No. 30 Richard Childress Racing, 2002 (Jeff Green)
Green was hand-picked to drive the No. 30 when RCR expanded to three teams in 2002. And why not? Green had run away with the then-Busch Series title by 616 points in 2001, a record at that time. (Incidentally, Green trounced Johnson that year, finishing the 2000 season with a 1,741-point advantage over Johnson’s 10th-place effort) Kevin Harvick had been penciled in for the ride, but instead took over the No. 3 (changed to No. 29) after the untimely death of Dale Earnhardt in 2001. The No. 30 got off to an inauspicious start in 2001 with Green and crew chief Todd Berrier, managing six top-10 finishes and an 18th-place finish in owner points, while Green took 17th in the driver standings. This team struggled though its early existence with several drivers, including Green, Steve Park and Jeff Burton, finally coming into its own in 2007, making the Chase with driver Clint Bowyer and new number 07 on the door.
No. 11 Joe Gibbs Racing, 2005 (Jason Leffler, Terry Labonte, JJ Yeley, Denny Hamlin)
To say the No. 11 didn’t get off to the same start as the No. 20 had at JGR is a massive understatement. Under four drivers and crew chiefs Dave Rogers and Mike Ford, the team grabbed just four top-10 finishes and a pole in 35 races. Three of the top 10s and the pole came from driver Hamlin who took over the ride for seven races late in the year. Season’s end saw the No. 11 in a dismal 33rd place in owner points. The team’s turn around came in 2006 and it was a swift 180 degrees. Hamlin clicked with the team, who made the Chase in both 2006 and 2007.
No. 77 Penske Racing South, 2008 (Sam Hornish Jr.)

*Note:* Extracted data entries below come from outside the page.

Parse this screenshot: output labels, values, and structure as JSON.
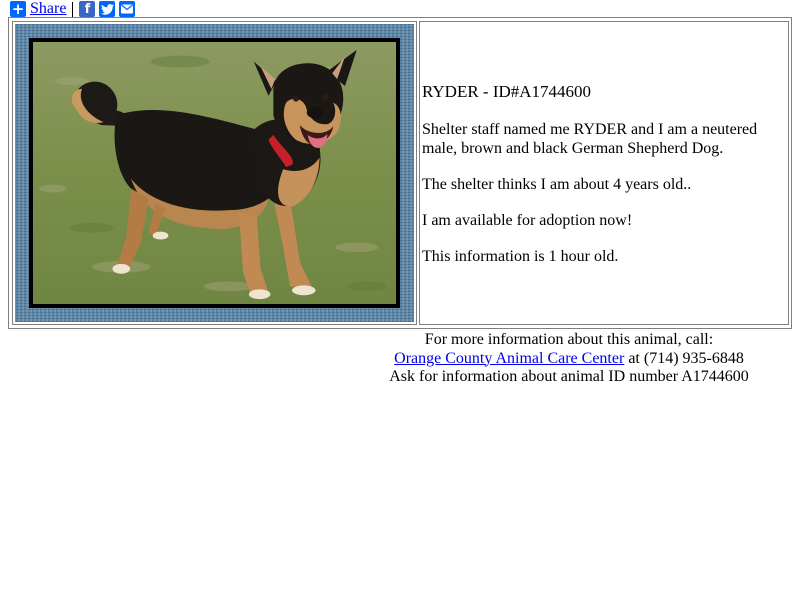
{
  "share": {
    "label": "Share",
    "icons": [
      "plus-icon",
      "facebook-icon",
      "twitter-icon",
      "email-icon"
    ]
  },
  "animal": {
    "title": "RYDER - ID#A1744600",
    "description": "Shelter staff named me RYDER and I am a neutered male, brown and black German Shepherd Dog.",
    "age": "The shelter thinks I am about 4 years old..",
    "availability": "I am available for adoption now!",
    "freshness": "This information is 1 hour old."
  },
  "contact": {
    "line1": "For more information about this animal, call:",
    "center_name": "Orange County Animal Care Center",
    "phone_text": " at (714) 935-6848",
    "line3": "Ask for information about animal ID number A1744600"
  },
  "colors": {
    "link": "#0000ee",
    "share_icon": "#0166ff",
    "frame": "#5d87aa"
  }
}
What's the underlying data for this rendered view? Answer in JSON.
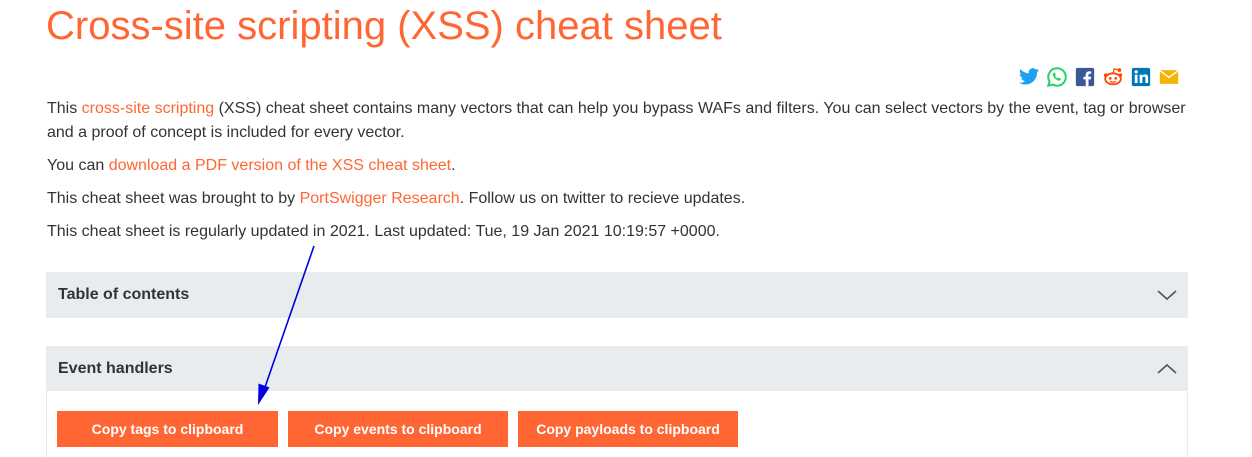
{
  "header": {
    "title": "Cross-site scripting (XSS) cheat sheet"
  },
  "share": {
    "icons": [
      "twitter-icon",
      "whatsapp-icon",
      "facebook-icon",
      "reddit-icon",
      "linkedin-icon",
      "email-icon"
    ],
    "colors": {
      "twitter": "#1da1f2",
      "whatsapp": "#25d366",
      "facebook": "#3b5998",
      "reddit": "#ff4500",
      "linkedin": "#0077b5",
      "email": "#f5b400"
    }
  },
  "intro": {
    "p1_prefix": "This ",
    "p1_link": "cross-site scripting",
    "p1_suffix": " (XSS) cheat sheet contains many vectors that can help you bypass WAFs and filters. You can select vectors by the event, tag or browser and a proof of concept is included for every vector.",
    "p2_prefix": "You can ",
    "p2_link": "download a PDF version of the XSS cheat sheet",
    "p2_suffix": ".",
    "p3_prefix": "This cheat sheet was brought to by ",
    "p3_link": "PortSwigger Research",
    "p3_suffix": ". Follow us on twitter to recieve updates.",
    "p4": "This cheat sheet is regularly updated in 2021. Last updated: Tue, 19 Jan 2021 10:19:57 +0000."
  },
  "sections": {
    "toc": {
      "title": "Table of contents",
      "state": "collapsed"
    },
    "events": {
      "title": "Event handlers",
      "state": "expanded"
    }
  },
  "buttons": {
    "copy_tags": "Copy tags to clipboard",
    "copy_events": "Copy events to clipboard",
    "copy_payloads": "Copy payloads to clipboard"
  },
  "colors": {
    "accent": "#ff6633",
    "section_bg": "#e8ecef",
    "annotation": "#0000e0"
  }
}
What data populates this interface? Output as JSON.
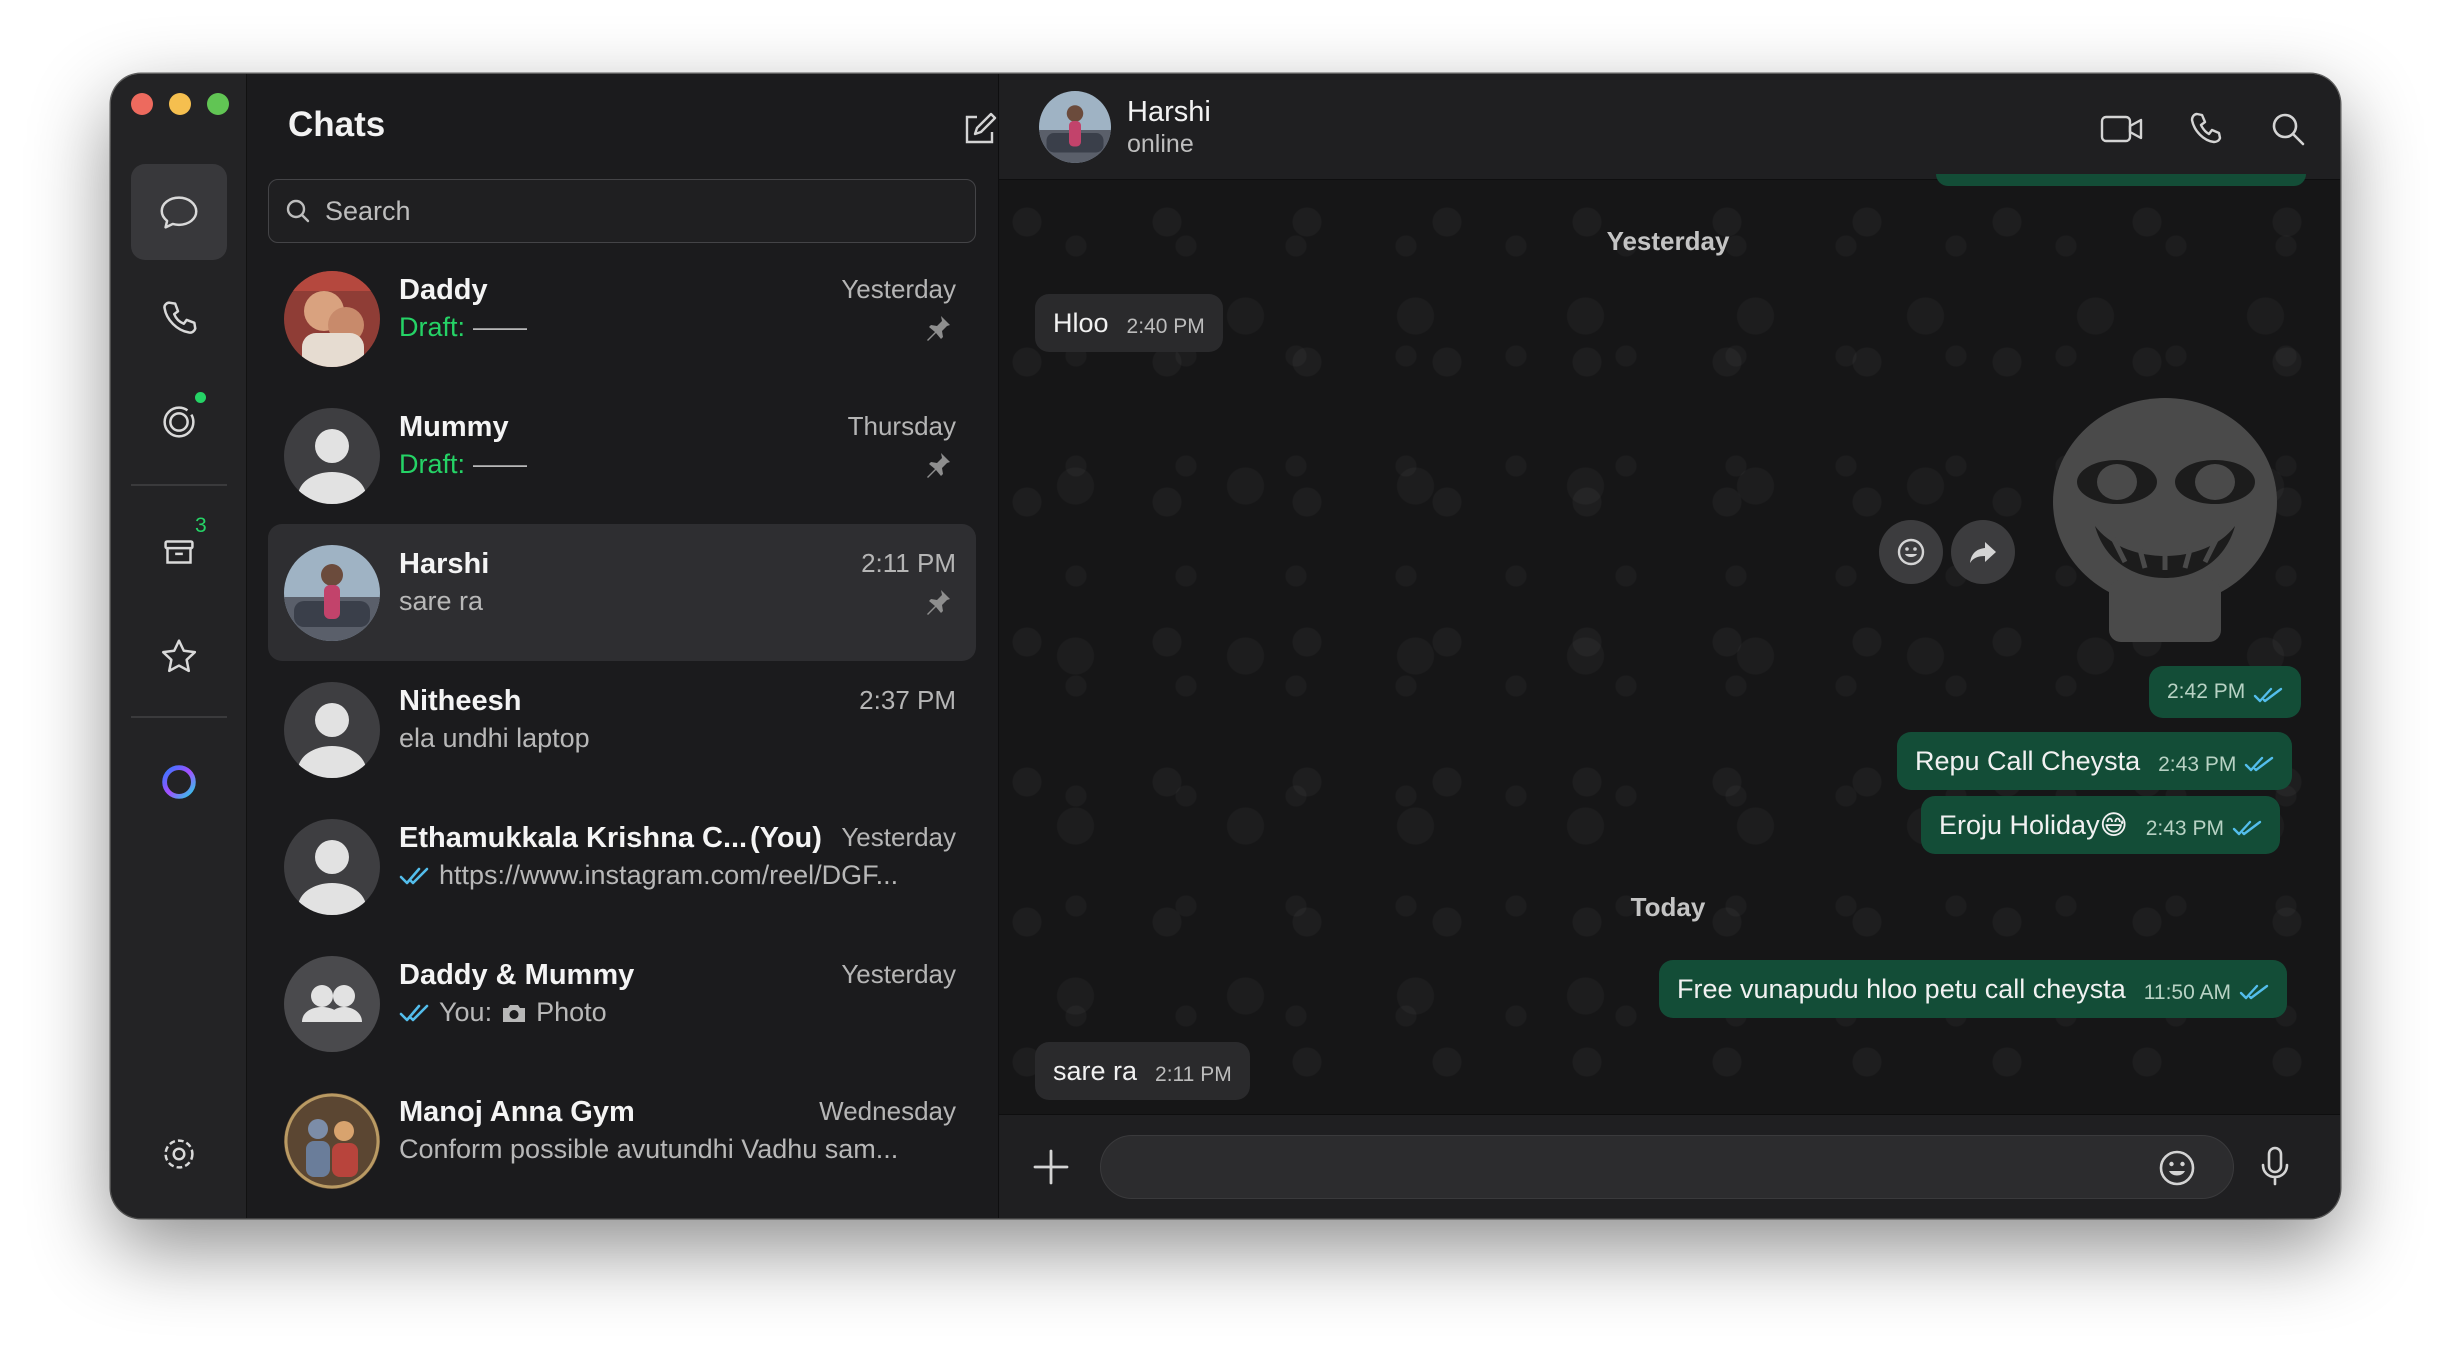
{
  "rail": {
    "archived_count": "3"
  },
  "chat_list": {
    "title": "Chats",
    "search_placeholder": "Search",
    "chats": [
      {
        "name": "Daddy",
        "time": "Yesterday",
        "draft_label": "Draft:",
        "preview": "——",
        "pinned": true
      },
      {
        "name": "Mummy",
        "time": "Thursday",
        "draft_label": "Draft:",
        "preview": "——",
        "pinned": true
      },
      {
        "name": "Harshi",
        "time": "2:11 PM",
        "preview": "sare ra",
        "pinned": true,
        "selected": true
      },
      {
        "name": "Nitheesh",
        "time": "2:37 PM",
        "preview": "ela undhi laptop"
      },
      {
        "name": "Ethamukkala Krishna C...",
        "you_tag": "(You)",
        "time": "Yesterday",
        "preview": "https://www.instagram.com/reel/DGF..."
      },
      {
        "name": "Daddy & Mummy",
        "time": "Yesterday",
        "preview_prefix": "You:",
        "preview": "Photo"
      },
      {
        "name": "Manoj Anna Gym",
        "time": "Wednesday",
        "preview": "Conform possible avutundhi Vadhu sam..."
      }
    ]
  },
  "conversation": {
    "contact_name": "Harshi",
    "contact_status": "online",
    "date_yesterday": "Yesterday",
    "date_today": "Today",
    "messages": [
      {
        "dir": "in",
        "text": "Hloo",
        "time": "2:40 PM"
      },
      {
        "dir": "out",
        "text": "",
        "time": "2:42 PM",
        "sticker": true
      },
      {
        "dir": "out",
        "text": "Repu Call Cheysta",
        "time": "2:43 PM"
      },
      {
        "dir": "out",
        "text": "Eroju Holiday😅",
        "time": "2:43 PM"
      },
      {
        "dir": "out",
        "text": "Free vunapudu hloo petu call cheysta",
        "time": "11:50 AM"
      },
      {
        "dir": "in",
        "text": "sare ra",
        "time": "2:11 PM"
      }
    ],
    "composer_placeholder": ""
  },
  "colors": {
    "accent_green": "#25d366",
    "outgoing_bubble": "#134d37",
    "incoming_bubble": "#2a2a2c",
    "read_tick": "#53bdeb"
  }
}
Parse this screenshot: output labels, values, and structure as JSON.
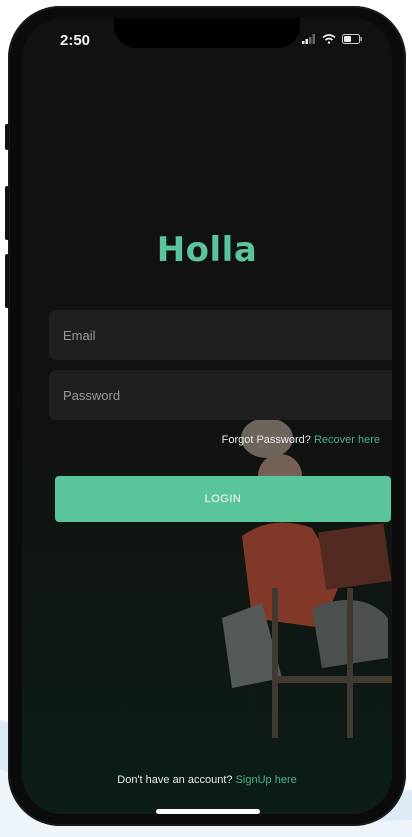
{
  "status_bar": {
    "time": "2:50",
    "signal_icon": "signal-icon",
    "wifi_icon": "wifi-icon",
    "battery_icon": "battery-icon"
  },
  "app": {
    "logo": "Holla",
    "brand_color": "#5ac49a"
  },
  "form": {
    "email": {
      "placeholder": "Email",
      "value": ""
    },
    "password": {
      "placeholder": "Password",
      "value": ""
    }
  },
  "forgot": {
    "question": "Forgot Password?",
    "link": "Recover here"
  },
  "login": {
    "label": "LOGIN"
  },
  "signup": {
    "question": "Don't have an account?",
    "link": "SignUp here"
  }
}
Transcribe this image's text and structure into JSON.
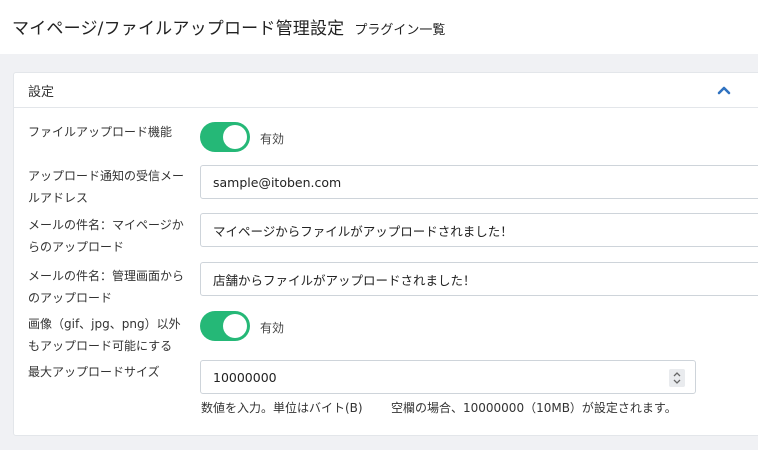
{
  "header": {
    "title": "マイページ/ファイルアップロード管理設定",
    "subtitle": "プラグイン一覧"
  },
  "card": {
    "title": "設定",
    "collapse_icon": "chevron-up-icon",
    "accent_color": "#2f72c0"
  },
  "fields": {
    "upload_feature": {
      "label": "ファイルアップロード機能",
      "state": "on",
      "state_label": "有効"
    },
    "notify_email": {
      "label": "アップロード通知の受信メールアドレス",
      "value": "sample@itoben.com"
    },
    "subject_mypage": {
      "label": "メールの件名：マイページからのアップロード",
      "value": "マイページからファイルがアップロードされました！"
    },
    "subject_admin": {
      "label": "メールの件名：管理画面からのアップロード",
      "value": "店舗からファイルがアップロードされました！"
    },
    "non_image_upload": {
      "label": "画像（gif、jpg、png）以外もアップロード可能にする",
      "state": "on",
      "state_label": "有効"
    },
    "max_size": {
      "label": "最大アップロードサイズ",
      "value": "10000000",
      "help_unit": "数値を入力。単位はバイト(B)",
      "help_default": "空欄の場合、10000000（10MB）が設定されます。"
    }
  },
  "colors": {
    "toggle_on": "#25b877",
    "background": "#f0f1f4"
  }
}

Penske Racing is a successful organization, and Hornish came onto the scene as a three-time IRL championship driver with an Indianapolis 500 win under his belt. Whether it’s the learning curve, lack of equipment or something else, the No. 77 team under Hornish and crew chief Chris Carrier has struggled this year, with the lone highlight being a second-place run in the non-points paying Sprint Showdown. The team is in a second incarnation of sorts, having existed as a satellite team to Penske a few years ago with drivers Robert Pressley, Dave Blaney and Brendan Gaughan. However, this is a new team to the Penske stable in 2008. While they are 34th in owner points, it’s not yet clear where any fault lies-driver, equipment, or an overall dysfunctional atmosphere at Penske.
Giving the No. 77 the benefit of the doubt as there is no growth to track for this new-in-2008 team, it’s a safe bet that the No. 33 will have solid results in the coming seasons, even if they don’t get of to the start they hope and expect to. With the exception of the Nos. 15 and the 77 (and again, the No. 77 gets a bye), all have either won or contended for Cup championships since their first seasons. While a season such as the No. 20 or 48 had is an unreasonable expectation (Mears is simply not the same caliber of driver as Stewart or Johnson), it’s not unreasonable that the team will score a few top 10s and possibly win a race. Five years down the road, look for this team to be just fine. By then, someone else will be the new team in town, and they just might be comparing their chances to the first year of Team 33.